Analyzing Inverse Problems with Invertible Neural Networks
Lynton Ardizzone, Jakob Kruse, Sebastian Wirkert, Daniel Rahner, Eric W. Pellegrini, Ralf S. Klessen, Lena Maier-Hein, Carsten Rother, Ullrich Köthe
TL;DR
This work presents INNs as a robust framework for solving ill-posed inverse problems by modeling the full posterior $p(\mathbf{x}\,|\mathbf{y})$ through an invertible forward–inverse pair augmented with latent $\mathbf{z}$. By enforcing forward accuracy and distributional consistency with $p(\mathbf{y})p(\mathbf{z})$ via MMD, the method yields multi-modal, correlated posteriors and uncertainty quantification without restrictive parametric assumptions. Theoretical guarantees (asymptotic correctness) accompany empirical demonstrations on synthetic Gaussian mixtures and real-world domains including medical tissue spectroscopy and astrophysical spectral analysis, where INNs outperform ABC and cVAE baselines in posterior calibration and multimodality recovery. The approach offers a computationally efficient, flexible alternative for inverse problems, with potential for scaling to higher dimensions and integration of cycle-style losses in future work.
Abstract
In many tasks, in particular in natural science, the goal is to determine hidden system parameters from a set of measurements. Often, the forward process from parameter- to measurement-space is a well-defined function, whereas the inverse problem is ambiguous: one measurement may map to multiple different sets of parameters. In this setting, the posterior parameter distribution, conditioned on an input measurement, has to be determined. We argue that a particular class of neural networks is well suited for this task -- so-called Invertible Neural Networks (INNs). Although INNs are not new, they have, so far, received little attention in literature.

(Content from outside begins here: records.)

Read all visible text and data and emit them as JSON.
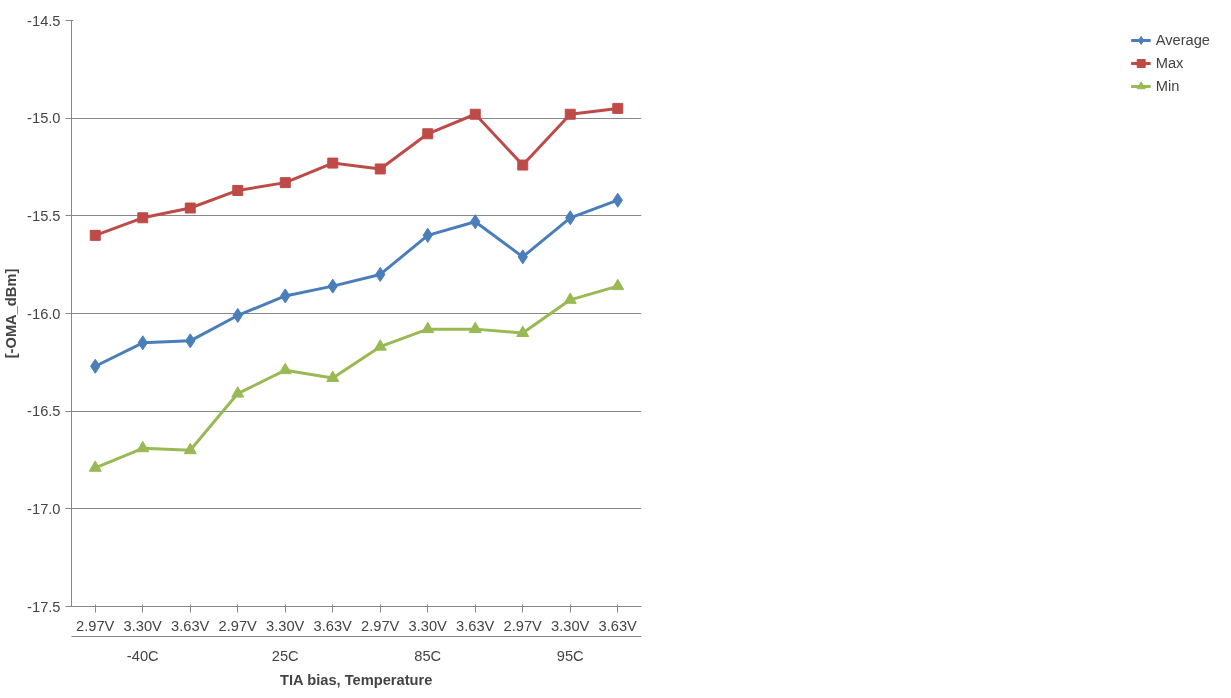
{
  "chart_data": {
    "type": "line",
    "xlabel": "TIA bias, Temperature",
    "ylabel": "[-OMA_dBm]",
    "categories": [
      "2.97V",
      "3.30V",
      "3.63V",
      "2.97V",
      "3.30V",
      "3.63V",
      "2.97V",
      "3.30V",
      "3.63V",
      "2.97V",
      "3.30V",
      "3.63V"
    ],
    "annotations": [
      "-40C",
      "25C",
      "85C",
      "95C"
    ],
    "ylim": [
      -17.5,
      -14.5
    ],
    "yticks": [
      {
        "value": -17.5,
        "label": "-17.5"
      },
      {
        "value": -17,
        "label": "-17.0"
      },
      {
        "value": -16.5,
        "label": "-16.5"
      },
      {
        "value": -16,
        "label": "-16.0"
      },
      {
        "value": -15.5,
        "label": "-15.5"
      },
      {
        "value": -15,
        "label": "-15.0"
      },
      {
        "value": -14.5,
        "label": "-14.5"
      }
    ],
    "grid": "y",
    "legend": "right",
    "line_style": "solid",
    "series": [
      {
        "name": "Average",
        "color": "#4a7ebb",
        "marker": "diamond",
        "values": [
          -16.27,
          -16.15,
          -16.14,
          -16.01,
          -15.91,
          -15.86,
          -15.8,
          -15.6,
          -15.53,
          -15.71,
          -15.51,
          -15.42
        ]
      },
      {
        "name": "Max",
        "color": "#be4b48",
        "marker": "square",
        "values": [
          -15.6,
          -15.51,
          -15.46,
          -15.37,
          -15.33,
          -15.23,
          -15.26,
          -15.08,
          -14.98,
          -15.24,
          -14.98,
          -14.95
        ]
      },
      {
        "name": "Min",
        "color": "#98b954",
        "marker": "triangle",
        "values": [
          -16.79,
          -16.69,
          -16.7,
          -16.41,
          -16.29,
          -16.33,
          -16.17,
          -16.08,
          -16.08,
          -16.1,
          -15.93,
          -15.86
        ]
      }
    ]
  }
}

While classical neural networks attempt to solve the ambiguous inverse problem directly, INNs are able to learn it jointly with the well-defined forward process, using additional latent output variables to capture the information otherwise lost. Given a specific measurement and sampled latent variables, the inverse pass of the INN provides a full distribution over parameter space. We verify experimentally, on artificial data and real-world problems from astrophysics and medicine, that INNs are a powerful analysis tool to find multi-modalities in parameter space, to uncover parameter correlations, and to identify unrecoverable parameters.